Tornado alla mostra, sono sempre più convinto, infatti, che questo genere di iniziative, “artigianali” nel senso più alto del termine, facciano bene ad una storia dell’arte locale che, lontana dalle logiche di “sbigliettamento” e dalle esposizioni di consumo, metta in evidenza le opere e racconti personaggi poco conosciuti al grande pubblico ma che nonostante tutto hanno lasciato testimonianze di grande importanza e bellezza e influenzato a loro volta opere e artisti che sono venuti dopo di loro.

Come molti lettori ormai sapranno, la pittura dell’Ottocento non è esattamente il “mio campo” e mi sarebbe piaciuto che la mostra di Domodossola l’avesse vista Chiara Franchi che si sarebbe espressa con ben altre parole e con ben altri concetti, ma impegnata su altri fronti, non ha potuto venire con me a vedere questa bella mostra e dunque, come si suol dire, si è fatta di necessità virtù.

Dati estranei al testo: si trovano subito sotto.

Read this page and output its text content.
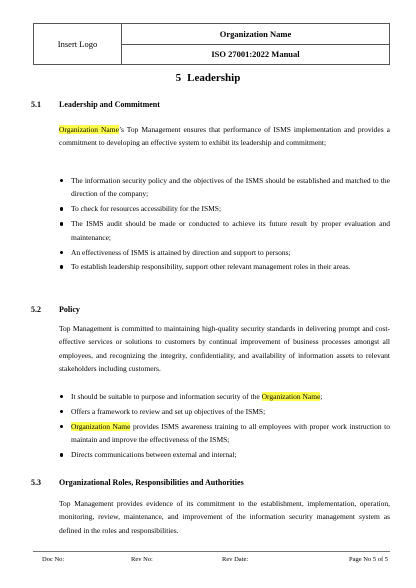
Insert Logo
Organization Name
ISO 27001:2022 Manual
5 Leadership
5.1 Leadership and Commitment
Organization Name’s Top Management ensures that performance of ISMS implementation and provides a commitment to developing an effective system to exhibit its leadership and commitment;
The information security policy and the objectives of the ISMS should be established and matched to the direction of the company;
To check for resources accessibility for the ISMS;
The ISMS audit should be made or conducted to achieve its future result by proper evaluation and maintenance;
An effectiveness of ISMS is attained by direction and support to persons;
To establish leadership responsibility, support other relevant management roles in their areas.
5.2 Policy
Top Management is committed to maintaining high-quality security standards in delivering prompt and cost-effective services or solutions to customers by continual improvement of business processes amongst all employees, and recognizing the integrity, confidentiality, and availability of information assets to relevant stakeholders including customers.
It should be suitable to purpose and information security of the Organization Name;
Offers a framework to review and set up objectives of the ISMS;
Organization Name provides ISMS awareness training to all employees with proper work instruction to maintain and improve the effectiveness of the ISMS;
Directs communications between external and internal;
5.3 Organizational Roles, Responsibilities and Authorities
Top Management provides evidence of its commitment to the establishment, implementation, operation, monitoring, review, maintenance, and improvement of the information security management system as defined in the roles and responsibilities.
Doc No:	Rev No:	Rev Date:	Page No 5 of 5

La recensione che qui propongo è un resoconto critico delle opere che ho visto e che mi hanno colpito di più, proprio come feci con la mostra di Novara Ottocento in Collezione. Per tutti gli aspetti più nozionistici rimando al piccolo e bel catalogo della mostra edito da Silvana Editoriale che invito fin d’ora il visitatore ad acquistare per la “modesta” cifra (se si considerano gli esorbitanti prezzi attuali dei cataloghi delle “grandi mostre”) di venti euro; soldi, a mio avviso davvero ben spesi.

In scena fino al prossimo 20 ottobre 2019 e curata da Annie Paule Quinsac, massima studiosa ed esperta del pittore nonché di Giovanni Segantini, la mostra dal titolo Carlo Fornara alle radici del Divisionismo 1890-1910 racconta il primo ventennio della vita e della carriera artistica di uno tra i più importanti ed influenti esponenti della pittura vigezzina. La rassegna inoltre celebra il cinquantenario dalla morte di Carlo Fornara (Prestinone, 21 ottobre 1871 – 15 settembre 1968) ed espone trentacinque opere e sedici disegni dell’artista provenienti in gran parte (oltre che da collezioni pubbliche e private) dalla collezione di Alessandro e Paola Poscio appassionati collezionisti di opere d’arte vigezzina. Diciamolo subito, la mostra a casa De Rodis a Domodossola è un’esposizione raffinata con poche pecche. L’unica, forse, è la luce che illumina i dipinti. In diversi casi i faretti, uno o due per opera, sono troppo sparati sulle opere, il che ovviamente, fa nascere quei fastidiosi riverberi e “macchie luminose” che pregiudicano la visione dei particolari delle opere. Si potrebbe obiettare che opere di carattere “divisionista” si dovrebbero osservare da una certa distanza, il che sarebbe certamente sensato, tuttavia se lo specialista vuole soffermarsi un poco di più sui particolari, l’illuminazione non glielo permette. Ripeto ciò non toglie alla mostra e all’atmosfera che si respira a Casa De Rodis, quel fascino impregnato di artigianalità e qualità.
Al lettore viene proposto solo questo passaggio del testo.